Not that cynical, personally. Film away, but stay out of the damned water, as far as I’m concerned. Don’t make a bad problem worse by one’s complicating presence.
I share pictures of wildlife: raccoons, fox, coyote and others who come to visit. Tame and boring enough, to most. Been filmed/recorded at difficult emergency scenes by people who never before experienced the unusual circumstance in which they found themselves. Got people in my department who wear a helmet cam into working structure fires. I don’t, but sure don’t care that they choose to do.
It’s the world in which we live, liking it or not.
IDK, just don’t get the angst.
“They didn’t do anything.” Well, they shouldn’t have. They were smart, or cowardly ... but they went home.

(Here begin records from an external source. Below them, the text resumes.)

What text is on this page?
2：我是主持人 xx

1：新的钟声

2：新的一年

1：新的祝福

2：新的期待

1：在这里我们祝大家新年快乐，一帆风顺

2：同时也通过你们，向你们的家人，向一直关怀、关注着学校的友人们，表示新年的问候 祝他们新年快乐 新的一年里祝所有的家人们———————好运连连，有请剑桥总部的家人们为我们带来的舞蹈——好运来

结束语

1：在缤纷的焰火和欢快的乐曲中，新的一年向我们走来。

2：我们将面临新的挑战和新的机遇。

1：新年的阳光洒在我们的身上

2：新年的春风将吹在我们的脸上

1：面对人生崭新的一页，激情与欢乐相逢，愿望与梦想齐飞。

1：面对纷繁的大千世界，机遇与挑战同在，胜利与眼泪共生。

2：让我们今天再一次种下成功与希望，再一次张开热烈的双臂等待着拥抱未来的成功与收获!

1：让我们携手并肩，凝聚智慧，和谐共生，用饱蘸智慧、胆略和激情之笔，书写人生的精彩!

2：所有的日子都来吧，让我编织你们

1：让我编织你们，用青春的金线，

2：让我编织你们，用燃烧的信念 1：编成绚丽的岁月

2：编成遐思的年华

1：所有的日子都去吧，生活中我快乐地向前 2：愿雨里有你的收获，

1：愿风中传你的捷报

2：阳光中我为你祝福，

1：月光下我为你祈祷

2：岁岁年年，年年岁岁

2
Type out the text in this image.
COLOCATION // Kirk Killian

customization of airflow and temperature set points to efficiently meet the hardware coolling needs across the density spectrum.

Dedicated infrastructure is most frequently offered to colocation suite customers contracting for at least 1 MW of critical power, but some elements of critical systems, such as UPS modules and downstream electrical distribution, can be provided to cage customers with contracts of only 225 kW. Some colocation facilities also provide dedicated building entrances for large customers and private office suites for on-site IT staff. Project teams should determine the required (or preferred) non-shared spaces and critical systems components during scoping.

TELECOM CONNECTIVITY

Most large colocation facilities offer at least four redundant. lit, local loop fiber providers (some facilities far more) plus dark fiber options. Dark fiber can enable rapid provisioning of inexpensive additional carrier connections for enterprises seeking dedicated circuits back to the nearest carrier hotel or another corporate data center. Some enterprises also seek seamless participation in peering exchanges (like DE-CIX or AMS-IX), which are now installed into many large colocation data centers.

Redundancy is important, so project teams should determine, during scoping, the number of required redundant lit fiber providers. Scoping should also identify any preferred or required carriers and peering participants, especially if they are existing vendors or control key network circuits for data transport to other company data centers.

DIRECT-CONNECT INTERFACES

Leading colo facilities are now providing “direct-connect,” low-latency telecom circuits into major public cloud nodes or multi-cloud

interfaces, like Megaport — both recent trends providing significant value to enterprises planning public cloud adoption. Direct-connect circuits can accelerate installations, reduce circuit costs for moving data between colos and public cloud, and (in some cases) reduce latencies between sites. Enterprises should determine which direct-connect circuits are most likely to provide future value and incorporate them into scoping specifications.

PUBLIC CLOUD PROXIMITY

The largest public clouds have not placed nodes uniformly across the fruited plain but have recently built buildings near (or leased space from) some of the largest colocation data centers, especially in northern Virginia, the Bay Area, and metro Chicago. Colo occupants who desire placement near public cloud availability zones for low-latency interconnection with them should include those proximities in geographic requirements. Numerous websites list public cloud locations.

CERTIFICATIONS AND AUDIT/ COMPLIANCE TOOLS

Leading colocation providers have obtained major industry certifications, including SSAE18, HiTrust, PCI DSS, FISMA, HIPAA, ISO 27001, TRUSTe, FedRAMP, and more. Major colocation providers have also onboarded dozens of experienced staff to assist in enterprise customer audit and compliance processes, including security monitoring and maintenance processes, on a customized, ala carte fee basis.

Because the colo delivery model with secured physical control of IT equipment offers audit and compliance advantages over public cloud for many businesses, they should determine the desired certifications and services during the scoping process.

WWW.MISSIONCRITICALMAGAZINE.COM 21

“They recorded the event.” Well, so? Most people, fortunately, don’t deal with this crap. It is astounding to them, unique, and they record it. Like I do the rare bear that wanders by, or the nightly raccoons who are part of my life, or the kid’s first steps.
“What if it were YOUR family?” Well, I’d deal with it, probably not choosing to watch the video should I happen across it.
I’m gonna’ die (probably sooner than most of you). My children will, and grandsons, and everyone reading these words. I’d have done a better job with the design, repair and longevity of the make/model had I been asked. It’s just the way it is, though. We only rarely roll back the tide of eternity for a relative few (and not for that much longer, in any case), and generally don’t change the popular morays of mankind as a whole.
Film away, I say, those things which (by choice or circumstance) grab the “moments” of your life, often unbidden. And stay out of the damned water. Make sure you go home.